Hello!
FreePBX16.0.40.13 + Asterisk 18.20.2 + Mikrotik
Microtik - 5060, 10000-20000 port forwarding, Sipalg is enabled
Asterisk is on Proxmox. 2 network interfaces. 1st local area network, 2nd trunk of the city telephone network operator.
Access to the outside world via the 1st interface and microtik. The 2nd (trunk) is connected directly to the modem.
Internal numbers in the office are registered via the local address 192.168…
Internal numbers outside the office via the external address 91.122…
Trunk of the city telephone network operator without registration. Operator data: IP, mask, gateway, proxy, phone number.
Everything works except the driver in the trunk. Below is a server dump on 2 interfaces and a dump on a client PC with MicroSIP.
The problem is that there is no sound, and when the call ends on the other end, the conversation “continues” for another 30 seconds.
I see that the return invite is not working. I think the problem is that the address was incorrectly sent when receiving the call. Hence the lack of sound and BYE commands.
But I can’t figure out how to fix it.
In Asterisk SIP Settings, add 10.200.46.224/28
to Local Networks.
After Submit and Apply Config, you must restart Asterisk.
If you still have trouble, post new pcaps.
Thank you very much!!!
Everything worked out. But why is this the case? The operator provided the network:
Netmask:255.255.255.248
GW: 10.200.46.233
and I specified 10.200.46.232/29 in the settings
Sorry, I don’t know the details of how Asterisk decides when to substitute its WAN address.
It just seemed weird that your own 10.200.46.230 address was not included in your local netblock, so I guessed that including it would fix it. We lucked out.

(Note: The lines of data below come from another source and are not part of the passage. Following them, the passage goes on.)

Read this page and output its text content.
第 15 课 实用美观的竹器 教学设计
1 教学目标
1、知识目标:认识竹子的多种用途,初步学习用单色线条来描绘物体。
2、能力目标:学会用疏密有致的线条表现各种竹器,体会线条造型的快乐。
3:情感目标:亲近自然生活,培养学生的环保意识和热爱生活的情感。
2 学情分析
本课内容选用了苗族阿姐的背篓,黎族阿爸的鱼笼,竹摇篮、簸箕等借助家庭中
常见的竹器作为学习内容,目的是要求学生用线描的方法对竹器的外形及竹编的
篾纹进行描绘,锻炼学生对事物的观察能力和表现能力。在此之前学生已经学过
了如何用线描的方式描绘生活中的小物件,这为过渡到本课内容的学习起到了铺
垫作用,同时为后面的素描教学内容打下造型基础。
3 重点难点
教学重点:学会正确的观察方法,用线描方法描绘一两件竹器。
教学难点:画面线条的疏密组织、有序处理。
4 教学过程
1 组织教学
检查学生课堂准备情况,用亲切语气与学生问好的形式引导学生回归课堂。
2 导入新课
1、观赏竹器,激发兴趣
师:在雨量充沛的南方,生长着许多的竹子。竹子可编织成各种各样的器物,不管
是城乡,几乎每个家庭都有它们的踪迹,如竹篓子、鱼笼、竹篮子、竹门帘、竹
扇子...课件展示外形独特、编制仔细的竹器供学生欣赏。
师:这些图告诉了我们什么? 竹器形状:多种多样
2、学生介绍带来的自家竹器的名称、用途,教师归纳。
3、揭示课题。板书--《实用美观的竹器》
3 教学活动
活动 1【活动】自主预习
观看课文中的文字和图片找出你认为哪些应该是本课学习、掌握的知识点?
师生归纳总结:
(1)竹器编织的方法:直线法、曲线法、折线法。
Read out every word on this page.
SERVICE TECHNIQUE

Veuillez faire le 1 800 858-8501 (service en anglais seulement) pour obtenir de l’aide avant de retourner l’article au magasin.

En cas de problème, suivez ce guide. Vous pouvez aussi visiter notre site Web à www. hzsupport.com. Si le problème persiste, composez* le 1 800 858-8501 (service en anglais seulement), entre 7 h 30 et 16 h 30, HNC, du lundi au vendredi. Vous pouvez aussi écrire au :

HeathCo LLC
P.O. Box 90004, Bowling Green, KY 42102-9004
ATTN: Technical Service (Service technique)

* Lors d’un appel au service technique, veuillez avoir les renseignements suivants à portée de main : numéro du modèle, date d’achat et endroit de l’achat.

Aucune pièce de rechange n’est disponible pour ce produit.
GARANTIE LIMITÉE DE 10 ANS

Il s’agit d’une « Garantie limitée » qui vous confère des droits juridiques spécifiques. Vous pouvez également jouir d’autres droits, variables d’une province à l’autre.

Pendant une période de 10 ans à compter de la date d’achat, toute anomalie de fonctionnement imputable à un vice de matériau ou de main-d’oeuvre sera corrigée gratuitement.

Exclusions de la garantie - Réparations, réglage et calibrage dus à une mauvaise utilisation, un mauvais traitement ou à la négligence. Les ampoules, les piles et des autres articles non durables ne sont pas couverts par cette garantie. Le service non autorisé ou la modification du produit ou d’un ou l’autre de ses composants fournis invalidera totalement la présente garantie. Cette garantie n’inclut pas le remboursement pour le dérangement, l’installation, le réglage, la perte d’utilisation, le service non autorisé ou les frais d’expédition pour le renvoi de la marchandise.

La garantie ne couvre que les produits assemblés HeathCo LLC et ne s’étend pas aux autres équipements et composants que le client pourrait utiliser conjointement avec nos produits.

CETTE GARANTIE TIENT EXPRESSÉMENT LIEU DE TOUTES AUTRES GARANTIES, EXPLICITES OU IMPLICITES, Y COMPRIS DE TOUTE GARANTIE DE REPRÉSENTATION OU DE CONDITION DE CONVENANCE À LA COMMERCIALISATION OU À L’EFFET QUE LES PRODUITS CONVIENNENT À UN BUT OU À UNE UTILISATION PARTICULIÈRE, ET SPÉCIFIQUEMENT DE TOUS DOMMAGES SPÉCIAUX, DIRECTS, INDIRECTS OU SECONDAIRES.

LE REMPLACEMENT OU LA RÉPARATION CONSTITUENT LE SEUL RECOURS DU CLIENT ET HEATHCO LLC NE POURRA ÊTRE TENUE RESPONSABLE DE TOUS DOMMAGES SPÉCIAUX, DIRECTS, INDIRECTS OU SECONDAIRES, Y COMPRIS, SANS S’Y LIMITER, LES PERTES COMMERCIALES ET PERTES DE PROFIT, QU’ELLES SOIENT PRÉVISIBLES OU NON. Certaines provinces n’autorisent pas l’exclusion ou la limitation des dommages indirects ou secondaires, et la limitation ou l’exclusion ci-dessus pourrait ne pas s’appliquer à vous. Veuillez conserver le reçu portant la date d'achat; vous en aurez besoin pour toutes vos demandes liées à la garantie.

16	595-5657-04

Because 10.200.46.232/29 would mean that 232 is the Network, 239 is the Broadcast and the usables are 233 - 238 with 233 being assigned as the gateway that leaves 234-238 (5 usable IPs). Therefore, 10.200.46.230 is outside of the /29 and by making it a /28 you are doubling the size of the block. Now as a /28 the Network is 224 and the Broadcast is still 239 but it makes the usables .225 to .238 and thus puts the 10.200.46.230 is the range.
When a request is made to/from an IP not defined in the Local Network settings, it is considered an external request and the external media/signalling is applied to the request.
Address of the remote SIP proxy server:
IP: 10.200.46.230
And I entered the address 10.200.46.230 as a proxy
and 10.200.46.232/29 as a local network.
But the proxy could have been 1.2.3.4
, and then I would probably have thought that this network was not described anywhere. But I was distracted by the instruction 10.200.46.xxx
In fact, I changed the local network back to 10.200.46.232/29 and added another local network on 10.200.46.230/32 and everything is working correctly for me as well.